The US economy's decade of expansion ended dramatically in the first quarter as the coronavirus pandemic caused GDP to shrink by 4.8 percent, and second quarter growth is set to plummet even further.

The decline -- the biggest fall in GDP in 12 years and slightly worse than analysts had expected -- came after the pandemic forced businesses to close and halted purchases and investments, the Commerce Department said Wednesday.

Yet the report noted it could not quantify the full economic effects of the virus, and the figures are expected to sink well into the double digits in the second quarter, when the impacts from the shutdowns are fully felt.

"Thus ended the expansion which began in the third quarter of 2009; killed by COVID-19," Ian Shepherdson of Pantheon Macroeconomics said.

"But these data capture only the squall before the second quarter hurricane, so it's not going to change anyone's mind on the future trajectory of the economy."

The grim numbers underscore the damage done to the world's largest economy by the pandemic, which has already caused an estimated 26 million job losses and sent Congress and President Donald Trump scrambling to cut the losses.

The coronavirus outbreak in United States has grown into the world's largest and deadliest, with the country's caseload rising to 1,011,877 on Tuesday and deaths hitting 58,351.

Commerce Secretary Wilbur Ross acknowledged the numbers were "weak" but in line with expectations.

In Washington, Democratic and Republican lawmakers are negotiating over aid to state and local governments after last month passing a massive $2.2 trillion stimulus measure that included direct payments to Americans and loans and grants for struggling small businesses.

Meanwhile, states across the country are eyeing lifting lockdown measures, with Georgia recently allowing beaches and restaurants to reopen, though many other areas have committed to keeping the confinements in place for now.

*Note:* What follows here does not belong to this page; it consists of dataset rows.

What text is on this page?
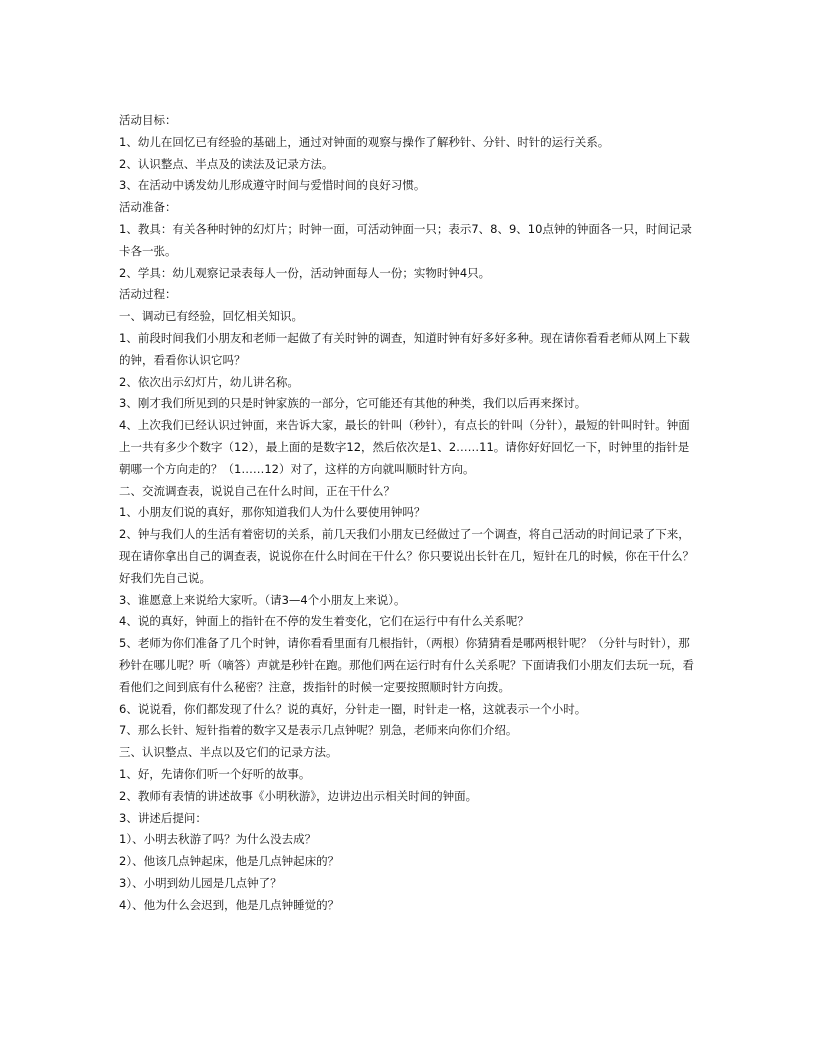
活动目标：

1、幼儿在回忆已有经验的基础上，通过对钟面的观察与操作了解秒针、分针、时针的运行关系。

2、认识整点、半点及的读法及记录方法。

3、在活动中诱发幼儿形成遵守时间与爱惜时间的良好习惯。

活动准备：

1、教具：有关各种时钟的幻灯片；时钟一面，可活动钟面一只；表示7、8、9、10点钟的钟面各一只，时间记录卡各一张。

2、学具：幼儿观察记录表每人一份，活动钟面每人一份；实物时钟4只。

活动过程：

一、调动已有经验，回忆相关知识。

1、前段时间我们小朋友和老师一起做了有关时钟的调查，知道时钟有好多好多种。现在请你看看老师从网上下载的钟，看看你认识它吗？

2、依次出示幻灯片，幼儿讲名称。

3、刚才我们所见到的只是时钟家族的一部分，它可能还有其他的种类，我们以后再来探讨。

4、上次我们已经认识过钟面，来告诉大家，最长的针叫（秒针），有点长的针叫（分针），最短的针叫时针。钟面上一共有多少个数字（12），最上面的是数字12，然后依次是1、2……11。请你好好回忆一下，时钟里的指针是朝哪一个方向走的？（1……12）对了，这样的方向就叫顺时针方向。

二、交流调查表，说说自己在什么时间，正在干什么？

1、小朋友们说的真好，那你知道我们人为什么要使用钟吗？

2、钟与我们人的生活有着密切的关系，前几天我们小朋友已经做过了一个调查，将自己活动的时间记录了下来，现在请你拿出自己的调查表，说说你在什么时间在干什么？你只要说出长针在几，短针在几的时候，你在干什么？好我们先自己说。

3、谁愿意上来说给大家听。（请3—4个小朋友上来说）。

4、说的真好，钟面上的指针在不停的发生着变化，它们在运行中有什么关系呢？

5、老师为你们准备了几个时钟，请你看看里面有几根指针，（两根）你猜猜看是哪两根针呢？（分针与时针），那秒针在哪儿呢？听（嘀答）声就是秒针在跑。那他们两在运行时有什么关系呢？下面请我们小朋友们去玩一玩，看看他们之间到底有什么秘密？注意，拨指针的时候一定要按照顺时针方向拨。

6、说说看，你们都发现了什么？说的真好，分针走一圈，时针走一格，这就表示一个小时。

7、那么长针、短针指着的数字又是表示几点钟呢？别急，老师来向你们介绍。

三、认识整点、半点以及它们的记录方法。

1、好，先请你们听一个好听的故事。

2、教师有表情的讲述故事《小明秋游》，边讲边出示相关时间的钟面。

3、讲述后提问：

1）、小明去秋游了吗？为什么没去成？

2）、他该几点钟起床，他是几点钟起床的？

3）、小明到幼儿园是几点钟了？

4）、他为什么会迟到，他是几点钟睡觉的？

The new GDP data is a sharp reversal from the last quarter of 2019, when the economy grew by 2.1 percent and analysts were more concerned with whether Trump's trade policies would continue to weigh down growth in 2020.

Personal consumption fell by 7.6 percent in the first quarter, the data said, due to decreases in spending in a wide variety of sectors, including healthcare, motor vehicles and parts.

Worrying as the report is, the lockdowns, travel curtailments and quarantine restrictions necessitated by the virus only came in the last few weeks in March, which were the tail end of the quarter.

That means next quarter's numbers will be even worse, analysts say, with Oxford Economics projecting growth plunging by 40 percent.

Overall, the economy is set to see its worst contraction since World War II, and even with the congressional stimulus and trillions of dollars in new liquidity from the Federal Reserve, "the employment losses will be traumatic, and the rebound post-virus will be very gradual and fraught with pitfalls," Oxford said.

The Fed is on Wednesday wrapping up its first scheduled meeting since it lowered the benchmark lending rate to zero in March as the virus's potential for economic devastation became clear.

But having already greatly expanded its liquidity measures and its lending to banks, corporations, small businesses and state and local governments, Fed Chair Jerome Powell is expected to mainly underscore the central bank's committment to aiding the economy when he speaks after the meeting.